Le troisième élément sur lequel insiste le reporter est celui de l’atmosphère angoissante et annonciatrice de jours sombres qui règne dans le pays, « […] dans cette Roumanie où la propagande hitlérienne est intensive et où l'on peut voir de nombreux passants arborer la croix gammée raciste […] ». Dans son reportage du 25 juin, il souligne que « l’antisémitisme est ici d'une rare violence […] » ; ajoutant deux jours après :

« Dans les rues de Craïova, des hommes arborant l'insigne de la croix gammée hitlérienne ont menacé à plusieurs reprisés les avocats et les journalistes de les assassiner ; plus d'une agression se fût produite sans la présence de quelques témoins, des ouvriers vigoureux et décidés, qui escortent les défenseurs au cours de leurs déplacements. »

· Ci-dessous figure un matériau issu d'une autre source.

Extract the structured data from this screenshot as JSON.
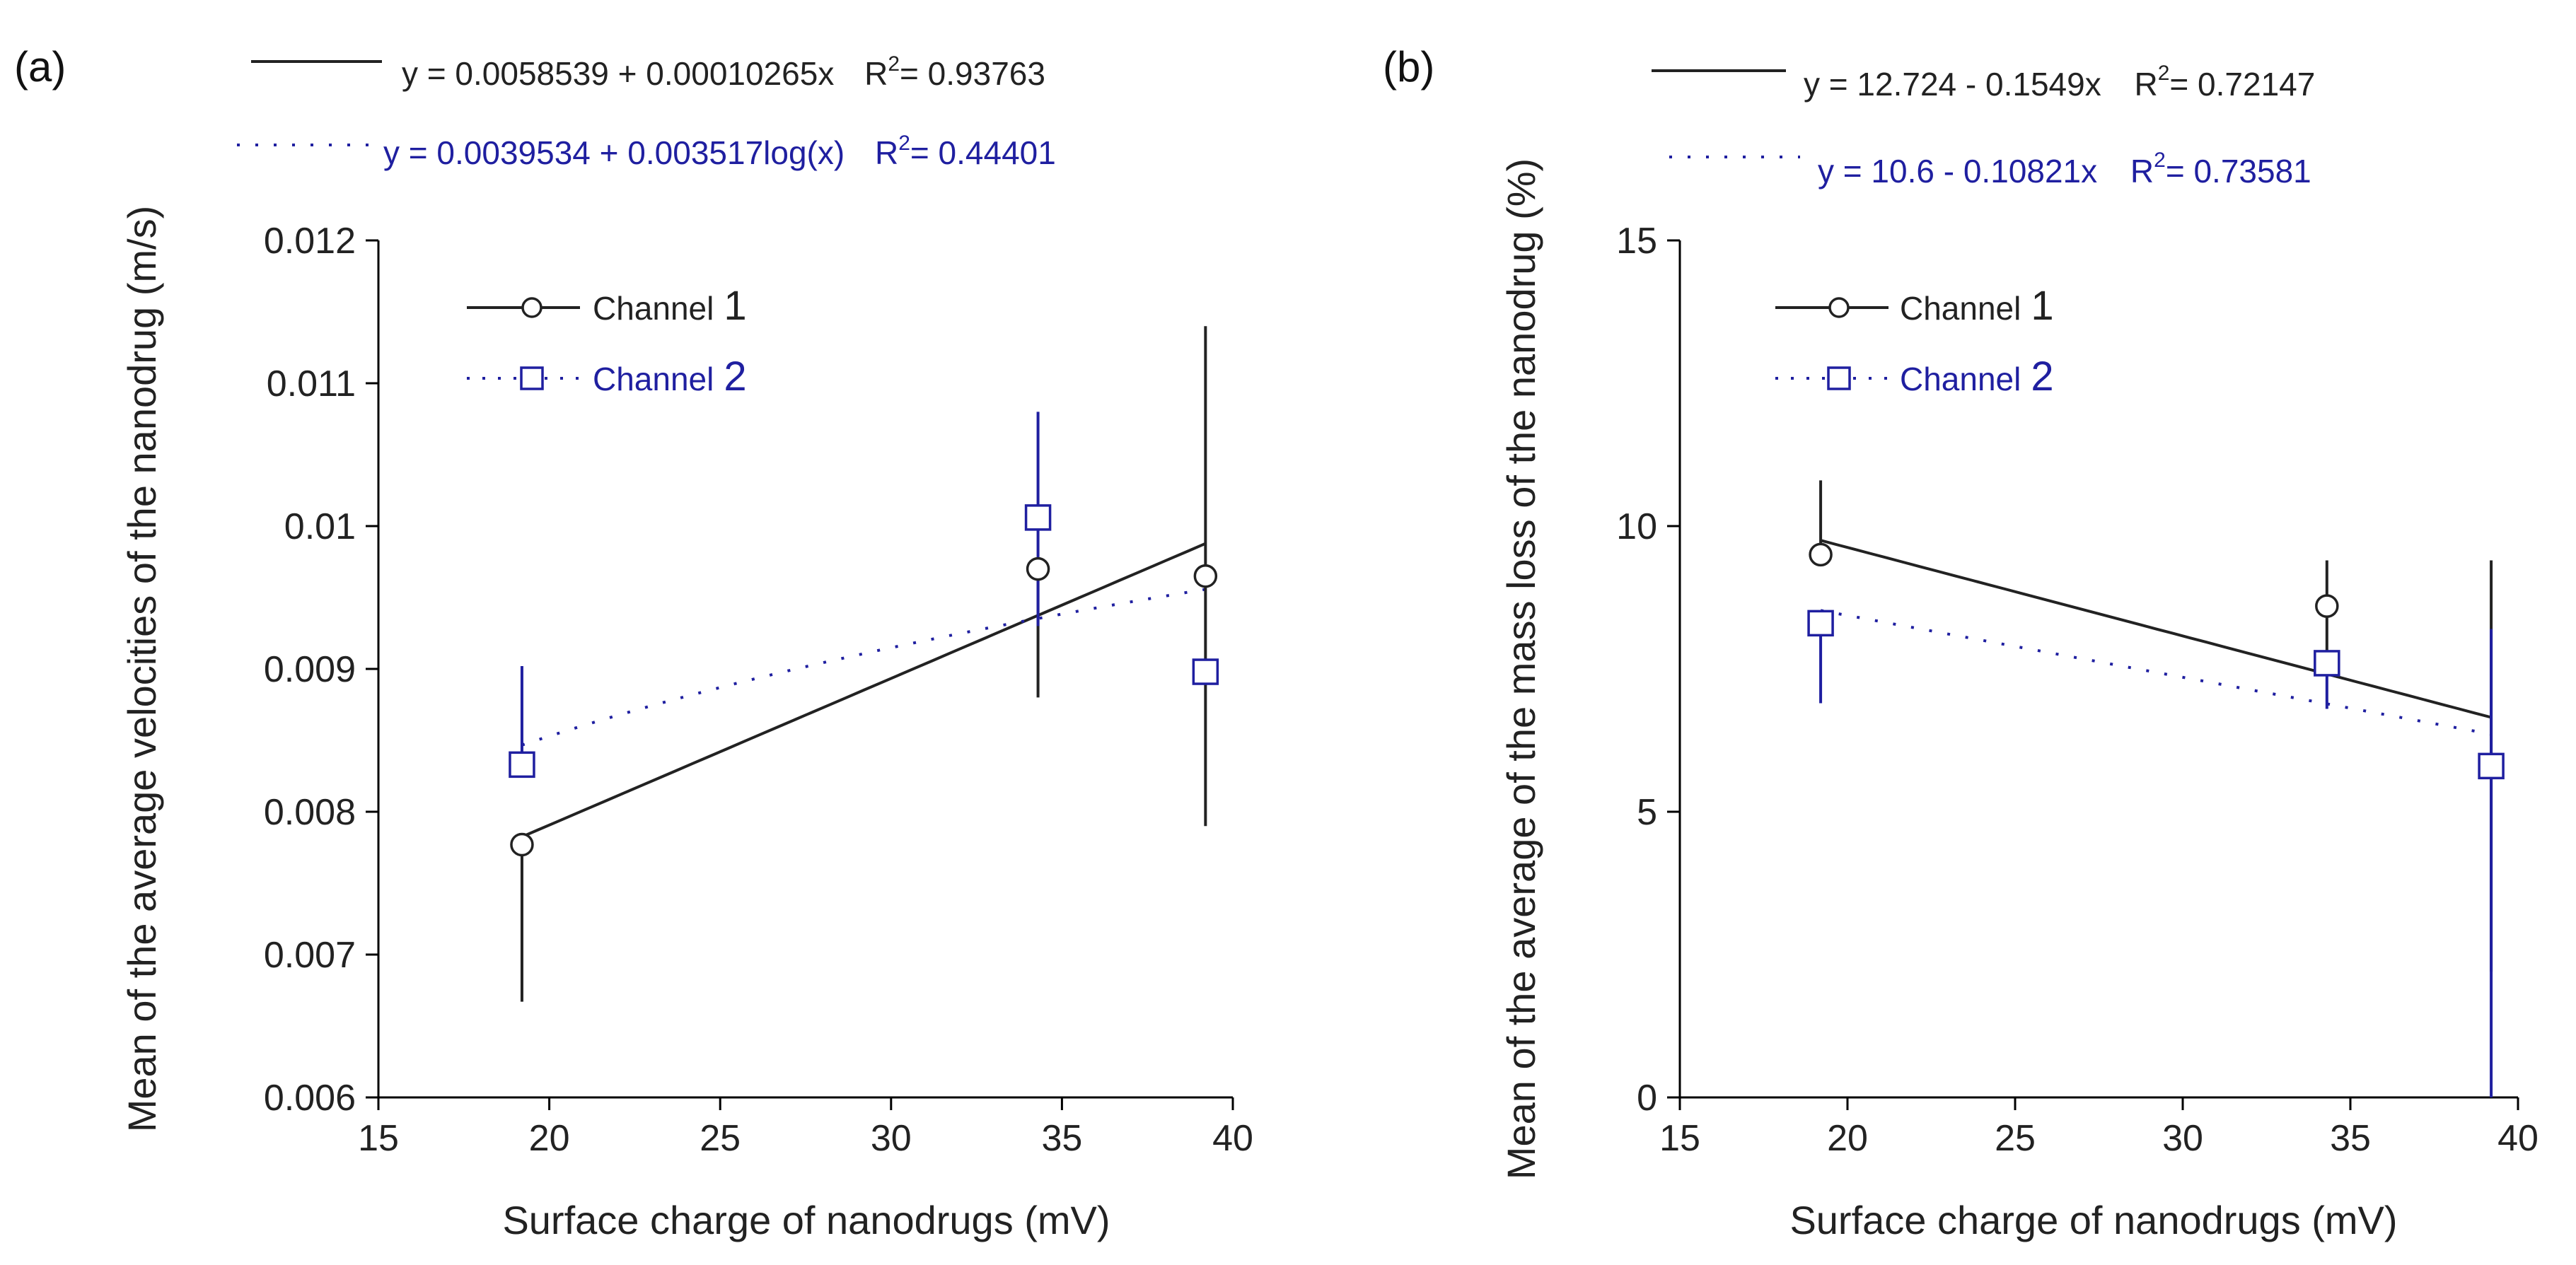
{
  "colors": {
    "channel1": "#222222",
    "channel2": "#1f1fa0"
  },
  "chart_data": [
    {
      "type": "scatter",
      "panel_label": "(a)",
      "xlabel": "Surface charge of nanodrugs (mV)",
      "ylabel": "Mean of the average velocities of the nanodrug (m/s)",
      "xlim": [
        15,
        40
      ],
      "ylim": [
        0.006,
        0.012
      ],
      "x_ticks": [
        15,
        20,
        25,
        30,
        35,
        40
      ],
      "y_ticks": [
        0.006,
        0.007,
        0.008,
        0.009,
        0.01,
        0.011,
        0.012
      ],
      "y_tick_labels": [
        "0.006",
        "0.007",
        "0.008",
        "0.009",
        "0.01",
        "0.011",
        "0.012"
      ],
      "grid": false,
      "legend_placement": "top-left",
      "series": [
        {
          "name": "Channel",
          "name_number": "1",
          "marker": "circle",
          "line": "solid",
          "x": [
            19.2,
            34.3,
            39.2
          ],
          "y": [
            0.00777,
            0.0097,
            0.00965
          ],
          "err_low": [
            0.00667,
            0.0088,
            0.0079
          ],
          "err_high": [
            0.00777,
            0.0097,
            0.0114
          ],
          "fit": {
            "type": "linear",
            "intercept": 0.0058539,
            "slope": 0.00010265,
            "equation": "y = 0.0058539 + 0.00010265x",
            "r2_prefix": "R",
            "r2_sup": "2",
            "r2_value": "= 0.93763"
          }
        },
        {
          "name": "Channel",
          "name_number": "2",
          "marker": "square",
          "line": "dotted",
          "x": [
            19.2,
            34.3,
            39.2
          ],
          "y": [
            0.00833,
            0.01006,
            0.00898
          ],
          "err_low": [
            0.00833,
            0.0093,
            0.00898
          ],
          "err_high": [
            0.00902,
            0.0108,
            0.00898
          ],
          "fit": {
            "type": "log",
            "intercept": 0.0039534,
            "coef": 0.003517,
            "equation": "y = 0.0039534 + 0.003517log(x)",
            "r2_prefix": "R",
            "r2_sup": "2",
            "r2_value": "= 0.44401"
          }
        }
      ]
    },
    {
      "type": "scatter",
      "panel_label": "(b)",
      "xlabel": "Surface charge of nanodrugs (mV)",
      "ylabel": "Mean of the average of the mass loss of the nanodrug (%)",
      "xlim": [
        15,
        40
      ],
      "ylim": [
        0,
        15
      ],
      "x_ticks": [
        15,
        20,
        25,
        30,
        35,
        40
      ],
      "y_ticks": [
        0,
        5,
        10,
        15
      ],
      "y_tick_labels": [
        "0",
        "5",
        "10",
        "15"
      ],
      "grid": false,
      "legend_placement": "top-left",
      "series": [
        {
          "name": "Channel",
          "name_number": "1",
          "marker": "circle",
          "line": "solid",
          "x": [
            19.2,
            34.3,
            39.2
          ],
          "y": [
            9.5,
            8.6,
            5.8
          ],
          "err_low": [
            9.5,
            7.5,
            2.2
          ],
          "err_high": [
            10.8,
            9.4,
            9.4
          ],
          "fit": {
            "type": "linear",
            "intercept": 12.724,
            "slope": -0.1549,
            "equation": "y = 12.724 - 0.1549x",
            "r2_prefix": "R",
            "r2_sup": "2",
            "r2_value": "= 0.72147"
          }
        },
        {
          "name": "Channel",
          "name_number": "2",
          "marker": "square",
          "line": "dotted",
          "x": [
            19.2,
            34.3,
            39.2
          ],
          "y": [
            8.3,
            7.6,
            5.8
          ],
          "err_low": [
            6.9,
            6.8,
            0
          ],
          "err_high": [
            8.3,
            7.6,
            8.2
          ],
          "fit": {
            "type": "linear",
            "intercept": 10.6,
            "slope": -0.10821,
            "equation": "y = 10.6 - 0.10821x",
            "r2_prefix": "R",
            "r2_sup": "2",
            "r2_value": "= 0.73581"
          }
        }
      ]
    }
  ]
}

Dans tous les périodiques de gauche, on s’arrête sur la force, le dévouement, le sacrifice de la militante. Marthe César-Chabrun, présidente du comité de défense des prisonniers politiques, assiste au procès et relate dans L’Œuvre du 5 juillet 1936 :

« J'ai vu Anna Pauker dans sa prison. Je lui ai parlé pendant une demi-heure. J'ai trouvé devant moi la même femme admirable, énergique et confiante que j'avais vue à l'audience.

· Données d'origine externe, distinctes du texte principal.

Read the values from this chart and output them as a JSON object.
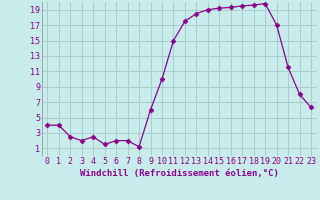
{
  "x": [
    0,
    1,
    2,
    3,
    4,
    5,
    6,
    7,
    8,
    9,
    10,
    11,
    12,
    13,
    14,
    15,
    16,
    17,
    18,
    19,
    20,
    21,
    22,
    23
  ],
  "y": [
    4,
    4,
    2.5,
    2,
    2.5,
    1.5,
    2,
    2,
    1.2,
    6,
    10,
    15,
    17.5,
    18.5,
    19,
    19.2,
    19.3,
    19.5,
    19.6,
    19.8,
    17,
    11.5,
    8,
    6.3
  ],
  "line_color": "#8B008B",
  "marker": "D",
  "marker_size": 2.5,
  "bg_color": "#c8ecec",
  "grid_color": "#aacccc",
  "xlabel": "Windchill (Refroidissement éolien,°C)",
  "xlabel_color": "#8B008B",
  "tick_color": "#8B008B",
  "xlim": [
    -0.5,
    23.5
  ],
  "ylim": [
    0,
    20
  ],
  "yticks": [
    1,
    3,
    5,
    7,
    9,
    11,
    13,
    15,
    17,
    19
  ],
  "xticks": [
    0,
    1,
    2,
    3,
    4,
    5,
    6,
    7,
    8,
    9,
    10,
    11,
    12,
    13,
    14,
    15,
    16,
    17,
    18,
    19,
    20,
    21,
    22,
    23
  ],
  "label_fontsize": 6.5,
  "tick_fontsize": 6.0
}
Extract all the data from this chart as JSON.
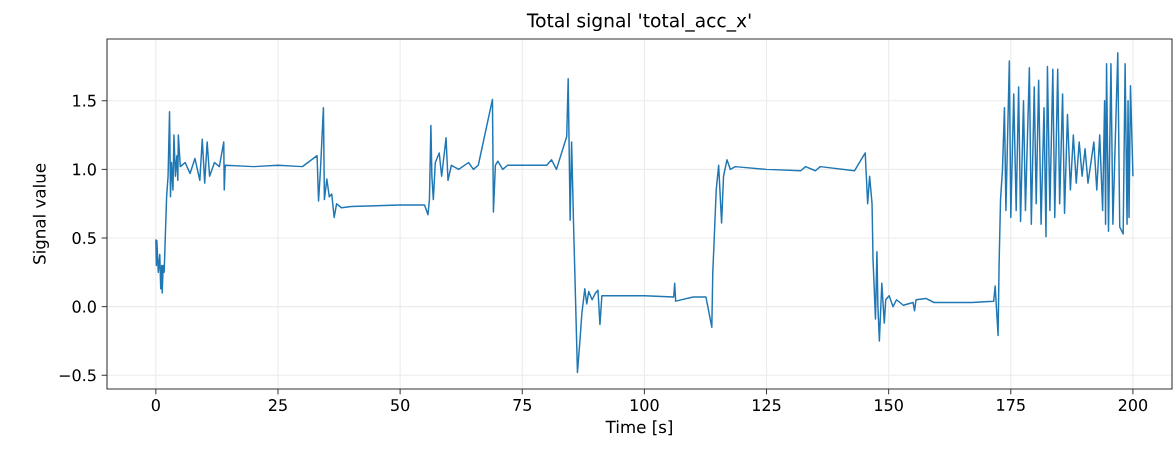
{
  "chart_data": {
    "type": "line",
    "title": "Total signal 'total_acc_x'",
    "xlabel": "Time [s]",
    "ylabel": "Signal value",
    "xlim": [
      -10,
      208
    ],
    "ylim": [
      -0.6,
      1.95
    ],
    "xticks": [
      0,
      25,
      50,
      75,
      100,
      125,
      150,
      175,
      200
    ],
    "yticks": [
      {
        "value": -0.5,
        "label": "−0.5"
      },
      {
        "value": 0,
        "label": "0.0"
      },
      {
        "value": 0.5,
        "label": "0.5"
      },
      {
        "value": 1,
        "label": "1.0"
      },
      {
        "value": 1.5,
        "label": "1.5"
      }
    ],
    "grid": true,
    "marker": "none",
    "line_style": "solid",
    "series": [
      {
        "color": "#1f77b4",
        "x": [
          0,
          0.1,
          0.2,
          0.5,
          0.8,
          1.0,
          1.2,
          1.3,
          1.5,
          1.7,
          2.0,
          2.2,
          2.5,
          2.8,
          3.0,
          3.2,
          3.5,
          3.7,
          4.0,
          4.3,
          4.5,
          4.6,
          5,
          6,
          7,
          8,
          9,
          9.5,
          10,
          10.5,
          11,
          12,
          13,
          13.9,
          14,
          14.2,
          20,
          25,
          30,
          33,
          33.3,
          33.7,
          34.3,
          34.5,
          35,
          35.5,
          36,
          36.5,
          37,
          38,
          40,
          50,
          55,
          55.7,
          56,
          56.3,
          56.5,
          56.8,
          57.2,
          58,
          58.5,
          59.4,
          59.8,
          60.5,
          62,
          64,
          65,
          66,
          68.9,
          69.1,
          69.5,
          70,
          71,
          72,
          80,
          81,
          82,
          84.1,
          84.4,
          84.8,
          85.1,
          85.5,
          86.3,
          86.8,
          87.2,
          87.8,
          88.2,
          88.6,
          89.3,
          90,
          90.5,
          90.9,
          91.3,
          95,
          100,
          106,
          106.2,
          106.4,
          110,
          112.6,
          113.8,
          114.0,
          114.3,
          114.7,
          115.2,
          115.8,
          116.2,
          116.9,
          117.6,
          118.6,
          125,
          132,
          133,
          135,
          136,
          143,
          145.2,
          145.7,
          146.1,
          146.6,
          146.8,
          147.0,
          147.3,
          147.6,
          147.8,
          148.1,
          148.6,
          149.1,
          149.4,
          150.1,
          150.9,
          151.6,
          153,
          155,
          155.3,
          155.6,
          157.6,
          159.3,
          160.3,
          167,
          171.5,
          171.8,
          172.4,
          172.6,
          172.9,
          173.3,
          173.7,
          174.0,
          174.7,
          175.0,
          175.6,
          176.1,
          176.6,
          177.0,
          177.6,
          178.0,
          178.8,
          179.2,
          179.8,
          180.2,
          180.7,
          181.2,
          181.8,
          182.2,
          182.5,
          183.0,
          183.6,
          184.0,
          184.6,
          185.0,
          185.6,
          186.0,
          186.6,
          187.2,
          187.8,
          188.4,
          189.0,
          189.6,
          190.2,
          190.8,
          191.4,
          192.0,
          192.6,
          193.2,
          193.8,
          194.2,
          194.4,
          194.6,
          195.0,
          195.5,
          195.9,
          196.9,
          197.3,
          198.0,
          198.4,
          198.8,
          199.0,
          199.2,
          199.5,
          200
        ],
        "values": [
          0.49,
          0.3,
          0.48,
          0.25,
          0.38,
          0.13,
          0.3,
          0.1,
          0.3,
          0.25,
          0.58,
          0.8,
          0.95,
          1.42,
          0.8,
          1.05,
          0.85,
          1.25,
          0.95,
          1.1,
          0.92,
          1.25,
          1.02,
          1.05,
          0.97,
          1.08,
          0.92,
          1.22,
          0.9,
          1.2,
          0.95,
          1.05,
          1.02,
          1.2,
          0.85,
          1.03,
          1.02,
          1.03,
          1.02,
          1.1,
          0.77,
          1.0,
          1.45,
          0.78,
          0.93,
          0.8,
          0.82,
          0.65,
          0.75,
          0.72,
          0.73,
          0.74,
          0.74,
          0.67,
          0.78,
          1.32,
          0.95,
          0.78,
          1.05,
          1.12,
          0.95,
          1.23,
          0.92,
          1.03,
          1.0,
          1.05,
          1.0,
          1.03,
          1.51,
          0.69,
          1.03,
          1.06,
          1.0,
          1.03,
          1.03,
          1.07,
          1.0,
          1.24,
          1.66,
          0.63,
          1.2,
          0.6,
          -0.48,
          -0.25,
          -0.05,
          0.13,
          0.02,
          0.11,
          0.05,
          0.1,
          0.12,
          -0.13,
          0.08,
          0.08,
          0.08,
          0.07,
          0.17,
          0.04,
          0.07,
          0.07,
          -0.15,
          0.25,
          0.5,
          0.85,
          1.03,
          0.61,
          0.95,
          1.07,
          1.0,
          1.02,
          1.0,
          0.99,
          1.02,
          0.99,
          1.02,
          0.99,
          1.12,
          0.75,
          0.95,
          0.75,
          0.34,
          0.17,
          -0.09,
          0.4,
          0.0,
          -0.25,
          0.17,
          -0.12,
          0.05,
          0.08,
          0.0,
          0.05,
          0.01,
          0.03,
          -0.03,
          0.05,
          0.06,
          0.03,
          0.03,
          0.03,
          0.04,
          0.15,
          -0.21,
          0.3,
          0.78,
          1.0,
          1.45,
          0.7,
          1.79,
          0.65,
          1.55,
          0.7,
          1.6,
          0.62,
          1.5,
          0.7,
          1.74,
          0.6,
          1.6,
          0.75,
          1.65,
          0.6,
          1.45,
          0.51,
          1.75,
          0.7,
          1.73,
          0.65,
          1.73,
          0.75,
          1.55,
          0.68,
          1.4,
          0.85,
          1.25,
          0.9,
          1.2,
          0.95,
          1.15,
          0.9,
          1.05,
          1.2,
          0.85,
          1.25,
          0.7,
          1.5,
          0.6,
          1.77,
          0.55,
          1.77,
          0.6,
          1.85,
          0.58,
          0.53,
          1.77,
          0.6,
          1.5,
          0.65,
          1.61,
          0.95
        ]
      }
    ]
  }
}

Confiante en quoi ? En sa libération ? Non. Confiante dans le succès de ses idées. »

On lui rend hommage, à elle et à ses camarades, tel dans la péroraison du reportage du 25 juin de Stephan Priacel :

« Ah ! il ne fait pas bon être ‘de gauche’ dans la Roumanie de 1936. On a expulsé de la salle des séances, manu militari, deux correspondants d'un journal démocrate de Bucarest, coupable d'avoir publié sur le procès des articles ‘tendancieux’.

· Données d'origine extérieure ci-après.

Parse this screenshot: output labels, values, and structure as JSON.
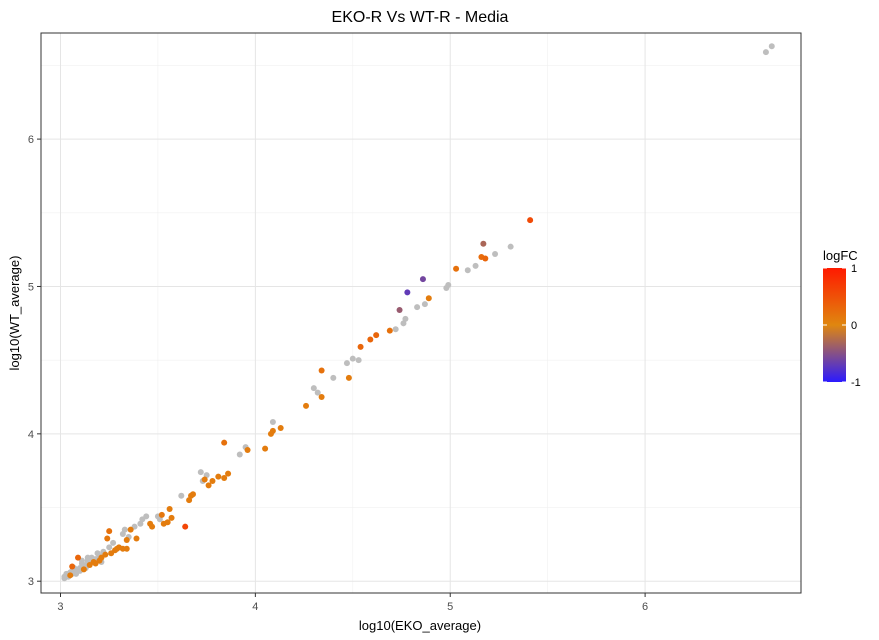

Le fait est que la simple relation des débats doit paraître invraisemblable ; débats où des accusées tombent en syncope, où pour un mot, des inculpés sont chargés de chaînes et n'ont pour toute protestation que la grève de la faim.

Débats où les avocats risquent gros à chaque mot qu'ils disent, mais où se révèlent chez les accusés parqués à vingt dans un enclos gardé par vingt soldats, baïonnette au canon, une abnégation et un courage dont la sérénité force le respect et, quoiqu'on leur ait reproché, l'admiration. »

On est ici bien loin – et pour cause ! – des qualificatifs employés dans le Bulletin périodique de la presse roumaine, lequel, le 9 juin 1936, disserte sur « l’espionne soviétique », ou « l’agitatrice Anna Pauker ». Ce dernier qualificatif, on le relève également dans le journal maurassien L’Action française, édition du 22 juin 1936, dans laquelle est vilipendé l’appel du Comité balkanique de France en faveur de Pauker, « c'est-à-dire qu'une bande de politiciens maçons et d'extrême gauche tâchent de s'immiscer dans les affaires de la politique intérieure roumaine ». L’antisémitisme gangrenant la Roumanie dont avait pu faire état le reporter Priacel ou ses confrères demeurés à Paris s’exprime sans fard dans cette presse d’extrême droite française, dont sans surprise Je suis partout, qui, le 15 avril 1938, consignera :

« La fameuse Anna Pauker, terroriste mise sous les verrous, est Juive, ainsi que toute sa bande. » 

Le 7 juillet 1936, Anna Pauker est condamnée à dix ans de prison « pour activité communiste ». « Le scandaleux verdict contre Anna Pauker doit être annulé », titre le 9, L’Humanité. Elle ne sera libérée que bien plus tard, en 1940, lors d’une tractation entre des dirigeants roumains et soviétiques.

Commença alors une toute autre histoire, qui la mena du poste de ministre des Affaires étrangères roumaines en 1947 à son limogeage en 1952, où elle subit une campagne antisémite et xénophobe. Auparavant, la presse communiste française ne manquait pas de la saluer, Claude Morgan rappelant par exemple en septembre 1945 dans Les Lettres françaises la campagne pour sa libération, ce moment de ferveur militante où l’on s’écriait : « Sauvez Anna Pauker ». Une histoire révolue.

Anne Mathieu est historienne, maîtresse de conférences habilitée à diriger des recherches à l’université de Lorraine (site de Nancy) et membre de l'Equipe Telem de l'Université Bordeaux Montaigne.